Dr. Oscar Ibáñez Hernández/ Profesor Universitario
Hace algunos años un empresario, filósofo y altruista padecía cáncer y resignado se preparaba para la muerte. Pocos sabían de su enfermedad, por ello algunos líderes le propusieron ser candidato a alcalde; él estaba convencido de no aceptar entre otras razones por su salud, sin embargo, por esas fechas los médicos le dijeron que su cáncer había entrado en remisión.
Desde su fe, concluyó que su salud tenía una razón de ser y aceptó ser candidato; ganó y se convirtió quizá en el mejor gobernante de su municipio; algunas de sus acciones trascendieron al ámbito nacional con beneficios para todo el país. Después de terminar su periodo de presidente municipal volvió el cáncer y menos de 6 meses después murió.
Seguramente todos tenemos varias historias de sanaciones extraordinarias, o de gente que volvió a la vida después de un accidente o una grave enfermedad. Para los creyentes son signos del poder de Dios, y es fácil percibirlo por la impotencia de las fuerzas o la medicina humana para regresar la vida o la salud en determinadas circunstancias. Pero cuando creemos que tenemos el control de nuestra vida, salud o riqueza, es difícil percibir y agradecer a Dios.
La semana Santa nos permite reflexionar sobre la aparente impotencia, debilidad y fracaso de Dios.
Cristo fue “reconocido como Rey” cuando lo coronaron de espinas y lo vistieron con la túnica púrpura para burlarse de Él y azotarlo. También fue “definido” como Rey de los judíos al clavar un letrero sobre su cabeza en la cruz. En su mayor impotencia y debilidad, paradójicamente se le reconoció como Rey.
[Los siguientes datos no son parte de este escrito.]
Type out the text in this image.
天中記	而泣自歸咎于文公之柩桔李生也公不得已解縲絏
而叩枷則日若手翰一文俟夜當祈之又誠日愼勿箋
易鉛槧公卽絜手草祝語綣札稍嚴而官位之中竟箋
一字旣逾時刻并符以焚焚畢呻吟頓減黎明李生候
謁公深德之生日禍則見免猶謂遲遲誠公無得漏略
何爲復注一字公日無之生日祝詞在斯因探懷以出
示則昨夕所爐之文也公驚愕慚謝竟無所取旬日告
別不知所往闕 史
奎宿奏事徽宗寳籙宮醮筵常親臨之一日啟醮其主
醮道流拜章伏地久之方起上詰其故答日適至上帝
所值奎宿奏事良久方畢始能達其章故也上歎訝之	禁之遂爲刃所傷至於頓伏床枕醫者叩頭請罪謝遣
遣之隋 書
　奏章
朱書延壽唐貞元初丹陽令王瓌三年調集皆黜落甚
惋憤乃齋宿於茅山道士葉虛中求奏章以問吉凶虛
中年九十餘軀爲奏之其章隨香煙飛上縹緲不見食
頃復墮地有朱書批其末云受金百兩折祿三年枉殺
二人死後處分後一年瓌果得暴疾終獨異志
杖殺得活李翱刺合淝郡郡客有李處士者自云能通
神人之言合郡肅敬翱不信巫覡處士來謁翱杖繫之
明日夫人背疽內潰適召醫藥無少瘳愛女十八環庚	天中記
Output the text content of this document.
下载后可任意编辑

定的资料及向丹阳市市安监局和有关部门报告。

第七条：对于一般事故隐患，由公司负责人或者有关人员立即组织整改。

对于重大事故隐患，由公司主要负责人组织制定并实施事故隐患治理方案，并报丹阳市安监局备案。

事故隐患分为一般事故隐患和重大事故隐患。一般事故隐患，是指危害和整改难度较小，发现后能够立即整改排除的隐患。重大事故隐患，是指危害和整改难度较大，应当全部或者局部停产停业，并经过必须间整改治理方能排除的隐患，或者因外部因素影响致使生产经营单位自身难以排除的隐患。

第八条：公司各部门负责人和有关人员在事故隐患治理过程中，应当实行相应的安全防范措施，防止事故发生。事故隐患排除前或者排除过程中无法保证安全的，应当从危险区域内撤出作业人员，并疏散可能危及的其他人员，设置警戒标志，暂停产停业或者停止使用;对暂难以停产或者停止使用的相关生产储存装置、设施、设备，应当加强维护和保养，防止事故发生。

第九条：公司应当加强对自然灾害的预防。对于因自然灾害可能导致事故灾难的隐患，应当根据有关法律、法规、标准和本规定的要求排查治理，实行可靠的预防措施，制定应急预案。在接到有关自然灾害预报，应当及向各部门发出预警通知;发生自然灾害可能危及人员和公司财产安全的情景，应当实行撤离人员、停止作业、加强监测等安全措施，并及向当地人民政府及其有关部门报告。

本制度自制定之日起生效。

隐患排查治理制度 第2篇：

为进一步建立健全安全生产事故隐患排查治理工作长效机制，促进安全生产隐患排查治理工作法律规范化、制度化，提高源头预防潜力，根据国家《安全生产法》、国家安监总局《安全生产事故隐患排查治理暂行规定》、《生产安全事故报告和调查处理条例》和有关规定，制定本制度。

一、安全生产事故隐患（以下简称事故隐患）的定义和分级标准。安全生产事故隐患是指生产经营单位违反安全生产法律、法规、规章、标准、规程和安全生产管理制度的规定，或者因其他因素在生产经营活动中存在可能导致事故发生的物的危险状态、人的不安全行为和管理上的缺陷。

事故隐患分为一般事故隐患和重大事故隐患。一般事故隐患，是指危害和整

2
Aquél que días antes había resucitado a su amigo Lázaro no «pudo» salvarse a sí mismo como le exigían los ladrones y el pueblo que presenció la crucifixión, mostrando la impotencia y el fracaso de Dios.
El sumo sacerdote Caifás (la autoridad religiosa de su patria) para evitar que todos creyeran en Jesús por los milagros que hacía, dijo: «es mejor que muera un solo hombre por el pueblo» (Jn 11, 50); y lo entregaron a los romanos. Pilato sabiendo que era inocente decretó su muerte con tal de no perder poder. En ese momento los poderes humanos “derrotaron” al Salvador del mundo. A pesar de ello, años después, el templo de Jerusalén fue destruido y Pilato depuesto de su mando.
La semana Santa es una experiencia que nos habla de la fragilidad, la debilidad, la angustia, el sufrimiento y la impotencia del Dios-Hombre frente a las autoridades y poderes de la tierra, sin embargo, el aparente fracaso divino se convierte en el espacio para la omnipotencia, la misericordia y el amor de Dios. La resurrección y el perdón de los pecados son la última palabra.
El domingo de Ramos recibimos al rey con aclamaciones, pero nos frustra que no muestre su poder frente a las autoridades, y al final exigimos su crucifixión.
Frente a los milagros obrados, preferimos que Dios muera para seguir confiando en nuestras fuerzas y poder, nuestras seguridades y nuestra forma de vida. Preferimos negar o traicionar a Dios a pesar de conocer su amor y sus milagros con tal de salvar nuestra vida o dinero, cómo Pedro y Judas.
Cristo también se llenó de angustia en el huerto de los olivos y decidió afrontar el camino de la pasión sin perder su confianza en Dios. En nuestra vida espiritual todos podemos tener algún “cáncer” que nos lleva a la muerte, experimentar la semana santa reconociendo el amor, la misericordia y el poder de Dios seguramente nos dará la “remisión” para realizar algún servicio por el que vale la pena vivir.